2. The length of the given list will be in the range of [2, 50].

---

https://leetcode.com/problems/longest-uncommon-subsequence-ii/discuss/235912/C%2B%2B-solution-beats-100-with-the-detail-explanation

First of all, you have to understand uncommon subsequences. The question takes me a while to realize it. Indeed, there're many tricky solutions with one line codes by comparison with lengths of two strings. But Why? If you've got it already, you can directly neglect the next paragraph.

 

Given that A is a subsequence of B. B can be as A by deleting some characters in order. for example, cd is a subsequence of caeedc.
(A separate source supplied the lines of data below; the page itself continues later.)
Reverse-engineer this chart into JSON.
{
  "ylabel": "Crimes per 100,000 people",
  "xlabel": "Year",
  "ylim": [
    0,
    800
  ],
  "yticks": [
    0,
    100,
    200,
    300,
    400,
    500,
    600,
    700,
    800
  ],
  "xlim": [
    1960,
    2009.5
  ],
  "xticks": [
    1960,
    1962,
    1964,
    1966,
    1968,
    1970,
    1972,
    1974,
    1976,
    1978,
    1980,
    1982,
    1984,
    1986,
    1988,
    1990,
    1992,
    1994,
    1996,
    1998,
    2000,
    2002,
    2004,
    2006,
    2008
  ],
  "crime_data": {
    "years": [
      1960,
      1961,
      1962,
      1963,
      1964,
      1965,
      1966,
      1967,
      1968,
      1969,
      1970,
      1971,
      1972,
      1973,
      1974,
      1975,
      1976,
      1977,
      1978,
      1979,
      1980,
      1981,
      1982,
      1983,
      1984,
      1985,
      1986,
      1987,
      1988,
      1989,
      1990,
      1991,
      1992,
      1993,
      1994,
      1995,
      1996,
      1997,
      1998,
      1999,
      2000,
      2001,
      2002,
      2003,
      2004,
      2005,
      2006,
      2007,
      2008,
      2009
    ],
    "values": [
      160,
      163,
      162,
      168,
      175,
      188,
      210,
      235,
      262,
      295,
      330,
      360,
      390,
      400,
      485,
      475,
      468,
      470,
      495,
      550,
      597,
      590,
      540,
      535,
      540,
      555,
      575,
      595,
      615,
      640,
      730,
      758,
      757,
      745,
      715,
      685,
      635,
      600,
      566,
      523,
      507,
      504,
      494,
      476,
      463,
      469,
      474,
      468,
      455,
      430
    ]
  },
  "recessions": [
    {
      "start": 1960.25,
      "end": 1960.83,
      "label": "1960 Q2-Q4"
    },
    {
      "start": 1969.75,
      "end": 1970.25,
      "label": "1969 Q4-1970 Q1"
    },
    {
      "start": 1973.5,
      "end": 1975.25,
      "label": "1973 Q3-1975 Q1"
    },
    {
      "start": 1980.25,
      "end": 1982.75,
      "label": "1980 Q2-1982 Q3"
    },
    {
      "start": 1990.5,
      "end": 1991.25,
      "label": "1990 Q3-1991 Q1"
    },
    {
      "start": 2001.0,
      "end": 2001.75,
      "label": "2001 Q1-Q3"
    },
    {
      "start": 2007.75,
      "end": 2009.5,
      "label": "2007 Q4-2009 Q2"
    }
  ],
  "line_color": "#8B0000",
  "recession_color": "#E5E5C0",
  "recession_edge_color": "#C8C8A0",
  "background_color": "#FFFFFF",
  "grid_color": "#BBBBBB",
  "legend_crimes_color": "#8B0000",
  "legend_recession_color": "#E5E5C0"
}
As a result of deleting aee and last c, you can get a string cd. According to the definition of uncommon subsequence, it is defined as the subsequence of one of these strings and this subsequence should not be any subsequence. Therefore, dcc is an uncommon subsequence of caeedc.That is to say, you cannot alter caeedc into dcc by deleting characters in order.

 

Let's go back to LUS-One first. You want to find out the longest uncommon subsequence between two strings. Given that A and B. If A is a subsequence of B, and B is a subsequence of A. The answer would be -1, because A is not an uncommon subsequence of B, and B is not the uncommon subsequence of A neither. If A is an uncommon subsequence of B, the length of the uncommon subsequence is the length of A, and vice versa, you can get the length of B when B is an uncommon subsequence of A. Therefore, you can get one line code in C++.

 

return a==b ? -1 : max(a.size(), b.size());

 

Okay, Let's move toward LUS-Two. Based on I (One) question, you have to compare with all strings mutually in II (Two). First, we can define the LCS function withO(n), n depicts max(a.length(), b.length()) .

 

bool LCS(const string& a, const string& b) {
	if (b.size() < a.size()) return false;
	int i = 0;
    for(auto ch: b) {
		if(i < a.size() && a[i] == ch) i++;
    }
    return i == a.size();
}

 

Then, we can compare with all strings with O(m²), m represents the size of vector<string>. We iterate all strings mutually, and if the strings are uncommon subsequence, we record the lengths. The time complexity of the solution is O(m²logn), and beats 100% submissions with 8ms. The code shows as follows:

 

class Solution {
public:
    int findLUSlength(vector<string>& strs) {
        if (strs.empty()) return -1;
        int rst = -1;
        for(auto i = 0; i < strs.size(); i++) {
            int j = 0;
            for(j=0; j < strs.size(); j++) {
                if(i==j) continue;
                if(LCS(strs[i], strs[j])) break;  // strs[j] is a subsequence of strs[i]
            }
            // strs[i] is not any subsequence of the other strings.
            if(j==strs.size()) rst = max(rst, static_cast<int>(strs[i].size()));
        }
        return rst;
    }
    // iff a is a subsequence of b
    bool LCS(const string& a, const string& b) {
        if (b.size() < a.size()) return false;
        int i = 0;
        for(auto ch: b) {
            if(i < a.size() && a[i] == ch) i++;
        }
        return i == a.size();
    }
};

 

This is not a perfect solution right now, but it is quite easy to understand, even though the question gets plenty of negative votes not to be worth solving.

---

class Solution {
public:
    int findLUSlength(vector<string>& strs) {
        sort(strs.begin(), strs.end(), [](string &st1, string &st2) -> bool {
            return st1.size() > st2.size();
        });
        
        for(int i = 0; i < strs.size(); ++i){
            bool flag = true;
            for(int j = 0; j < strs.size() && strs[j].size() >= strs[i].size(); ++j){
                if(j == i) continue;
                if(issubstr(strs[i], strs[j])){
                    flag = false;
                    break;
                }
            }
            
            if(flag) return strs[i].size();
        }
        
        return -1;
    }
    
    bool issubstr(string &st1, string &st2){
        if(st1.size() > st2.size()) return false;
        int i = 0;
        for(char c : st2){
            if(i < st1.size() && st1[i] == c) ++i;
        }
        if(i == st1.size()) return true;
        else return false;
    }
};